Plasmas are ubiquitous in the universe. Their intricate and complex dynamics have an important impact on solar flares (which are critical to the understanding of space weather). Plasmas are also important in harnessing controlled nuclear fusion and for the development of the next generation of ultra-compact accelerators and light sources. And they are also essential for the most intense lasers, or in extreme astrophysical objects such as pulsars or magnetars. To address some of the scientific and technological challenges associated with plasma kinetics in these scenarios, Instituto de Plasmas e Fusão Nuclear at Instituto Superior Técnico Lisbon have developed OSIRIS. OSIRIS is a fully relativistic, electromagnetic particle-in-cell (EM-PIC) framework. With it, they've performed some of the largest numerical plasma simulations in supercomputers worldwide.

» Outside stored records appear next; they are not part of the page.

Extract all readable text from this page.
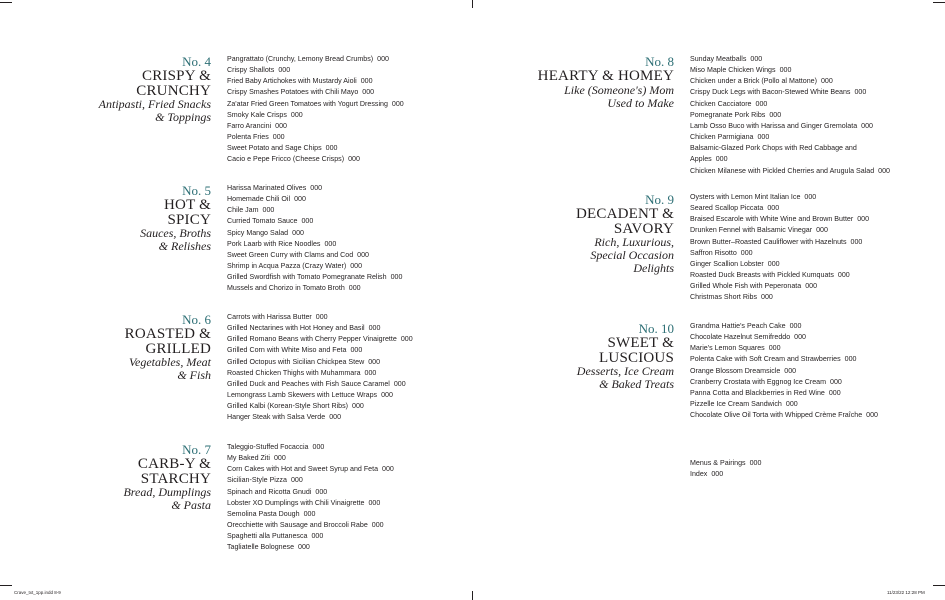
No. 4
CRISPY &
CRUNCHY
Antipasti, Fried Snacks
& Toppings
Pangrattato (Crunchy, Lemony Bread Crumbs) 000
Crispy Shallots 000
Fried Baby Artichokes with Mustardy Aioli 000
Crispy Smashes Potatoes with Chili Mayo 000
Za'atar Fried Green Tomatoes with Yogurt Dressing 000
Smoky Kale Crisps 000
Farro Arancini 000
Polenta Fries 000
Sweet Potato and Sage Chips 000
Cacio e Pepe Fricco (Cheese Crisps) 000
No. 5
HOT &
SPICY
Sauces, Broths
& Relishes
Harissa Marinated Olives 000
Homemade Chili Oil 000
Chile Jam 000
Curried Tomato Sauce 000
Spicy Mango Salad 000
Pork Laarb with Rice Noodles 000
Sweet Green Curry with Clams and Cod 000
Shrimp in Acqua Pazza (Crazy Water) 000
Grilled Swordfish with Tomato Pomegranate Relish 000
Mussels and Chorizo in Tomato Broth 000
No. 6
ROASTED &
GRILLED
Vegetables, Meat
& Fish
Carrots with Harissa Butter 000
Grilled Nectarines with Hot Honey and Basil 000
Grilled Romano Beans with Cherry Pepper Vinaigrette 000
Grilled Corn with White Miso and Feta 000
Grilled Octopus with Sicilian Chickpea Stew 000
Roasted Chicken Thighs with Muhammara 000
Grilled Duck and Peaches with Fish Sauce Caramel 000
Lemongrass Lamb Skewers with Lettuce Wraps 000
Grilled Kalbi (Korean-Style Short Ribs) 000
Hanger Steak with Salsa Verde 000
No. 7
CARB-Y &
STARCHY
Bread, Dumplings
& Pasta
Taleggio-Stuffed Focaccia 000
My Baked Ziti 000
Corn Cakes with Hot and Sweet Syrup and Feta 000
Sicilian-Style Pizza 000
Spinach and Ricotta Gnudi 000
Lobster XO Dumplings with Chili Vinaigrette 000
Semolina Pasta Dough 000
Orecchiette with Sausage and Broccoli Rabe 000
Spaghetti alla Puttanesca 000
Tagliatelle Bolognese 000
No. 8
HEARTY & HOMEY
Like (Someone's) Mom
Used to Make
Sunday Meatballs 000
Miso Maple Chicken Wings 000
Chicken under a Brick (Pollo al Mattone) 000
Crispy Duck Legs with Bacon-Stewed White Beans 000
Chicken Cacciatore 000
Pomegranate Pork Ribs 000
Lamb Osso Buco with Harissa and Ginger Gremolata 000
Chicken Parmigiana 000
Balsamic-Glazed Pork Chops with Red Cabbage and Apples 000
Chicken Milanese with Pickled Cherries and Arugula Salad 000
No. 9
DECADENT &
SAVORY
Rich, Luxurious,
Special Occasion
Delights
Oysters with Lemon Mint Italian Ice 000
Seared Scallop Piccata 000
Braised Escarole with White Wine and Brown Butter 000
Drunken Fennel with Balsamic Vinegar 000
Brown Butter–Roasted Cauliflower with Hazelnuts 000
Saffron Risotto 000
Ginger Scallion Lobster 000
Roasted Duck Breasts with Pickled Kumquats 000
Grilled Whole Fish with Peperonata 000
Christmas Short Ribs 000
No. 10
SWEET &
LUSCIOUS
Desserts, Ice Cream
& Baked Treats
Grandma Hattie's Peach Cake 000
Chocolate Hazelnut Semifreddo 000
Marie's Lemon Squares 000
Polenta Cake with Soft Cream and Strawberries 000
Orange Blossom Dreamsicle 000
Cranberry Crostata with Eggnog Ice Cream 000
Panna Cotta and Blackberries in Red Wine 000
Pizzelle Ice Cream Sandwich 000
Chocolate Olive Oil Torta with Whipped Crème Fraîche 000
Menus & Pairings 000
Index 000
Crave_txt_1pp.indd 8-9	11/23/22 12:28 PM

OSIRIS has been successfully employed in the numerical modelling of several relevant kinetic plasma scenarios - ranging from astrophysical shocks and plasma shell collisions to high-intensity laser-plasma interactions.
OSIRIS is being used in more than 30 institutions by more than 150 researchers worldwide. Written in Fortran 2003 and C, its code is massively parallel, with demonstrated parallel scalability up to 1.6 million cores and sustained petascale performance in production runs.